As Ira Madison III wrote over at The Daily Beast, “It wasn’t until the release of Jackson’s latest album, Unbreakable, her pregnancy, and return to the stage with the State of the World Tour that she finally broke hold of over a decade of undue blame. Undue largely because the white artist at the center of the controversy received none of the backlash … Jackson’s career has effectively recovered at this point. She doesn’t need the Super Bowl and she sure as hell doesn’t need anything from Timberlake. But it’s still damning that Timberlake will be rewarded after he was never punished in the first place.”

Twitter has accordingly decided to transform Timberlake’s day in the sun into #JanetJacksonAppreciationDay. Users have posted celebrations of Jackson’s most notable musical achievements, along with some just plain joyful GIFs.

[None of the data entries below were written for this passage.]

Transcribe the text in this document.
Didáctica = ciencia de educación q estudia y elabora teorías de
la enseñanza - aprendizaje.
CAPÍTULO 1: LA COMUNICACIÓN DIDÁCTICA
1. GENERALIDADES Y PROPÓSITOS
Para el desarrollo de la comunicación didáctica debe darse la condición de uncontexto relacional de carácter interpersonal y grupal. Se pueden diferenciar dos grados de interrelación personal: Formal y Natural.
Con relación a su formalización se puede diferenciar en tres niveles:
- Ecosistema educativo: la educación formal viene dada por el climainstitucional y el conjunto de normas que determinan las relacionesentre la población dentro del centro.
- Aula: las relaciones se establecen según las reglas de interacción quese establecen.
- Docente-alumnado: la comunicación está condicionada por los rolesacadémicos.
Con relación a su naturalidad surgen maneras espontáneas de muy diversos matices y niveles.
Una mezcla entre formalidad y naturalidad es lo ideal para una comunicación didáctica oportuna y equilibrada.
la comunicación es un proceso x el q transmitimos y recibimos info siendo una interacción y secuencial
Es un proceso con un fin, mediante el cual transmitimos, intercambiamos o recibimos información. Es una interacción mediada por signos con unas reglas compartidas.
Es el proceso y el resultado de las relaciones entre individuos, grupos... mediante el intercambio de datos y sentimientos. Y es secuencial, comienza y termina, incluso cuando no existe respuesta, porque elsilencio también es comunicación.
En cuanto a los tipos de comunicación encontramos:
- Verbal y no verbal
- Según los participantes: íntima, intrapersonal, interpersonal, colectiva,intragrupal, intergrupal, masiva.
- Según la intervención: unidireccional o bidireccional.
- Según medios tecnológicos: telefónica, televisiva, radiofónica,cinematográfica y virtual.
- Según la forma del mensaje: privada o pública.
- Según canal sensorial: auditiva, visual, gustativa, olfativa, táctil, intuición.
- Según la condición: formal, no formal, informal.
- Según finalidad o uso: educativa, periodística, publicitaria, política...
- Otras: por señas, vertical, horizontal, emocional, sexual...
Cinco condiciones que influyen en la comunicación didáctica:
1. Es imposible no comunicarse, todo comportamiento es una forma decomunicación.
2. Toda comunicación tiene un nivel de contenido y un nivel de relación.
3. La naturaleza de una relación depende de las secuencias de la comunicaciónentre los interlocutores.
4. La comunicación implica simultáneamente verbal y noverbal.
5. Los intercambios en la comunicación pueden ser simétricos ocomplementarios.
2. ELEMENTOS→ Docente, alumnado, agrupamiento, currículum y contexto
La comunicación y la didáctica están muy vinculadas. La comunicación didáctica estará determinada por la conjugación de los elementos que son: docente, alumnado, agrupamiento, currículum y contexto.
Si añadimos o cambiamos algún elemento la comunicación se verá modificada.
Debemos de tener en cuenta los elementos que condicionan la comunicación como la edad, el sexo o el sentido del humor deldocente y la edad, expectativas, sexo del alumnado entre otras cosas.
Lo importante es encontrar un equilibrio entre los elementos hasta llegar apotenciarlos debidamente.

Now, this isn’t to say that you have to believe Jackson did nothing wrong, or that you’re not allowed to think the 2004 show was inappropriate for an event watched by tons of children. That’s not the point here. The point is that white, male artists like Timberlake can participate in these sorts of controversies, garnering the headlines and clicks, and then scarper off unscathed to their next career move. Black female artists like Jackson, however, get blacklisted for the same routine. America was outraged by Jackson, but merely titillated by Timberlake. And Timberlake, let’s remember, was the one who actually ripped the bustier off.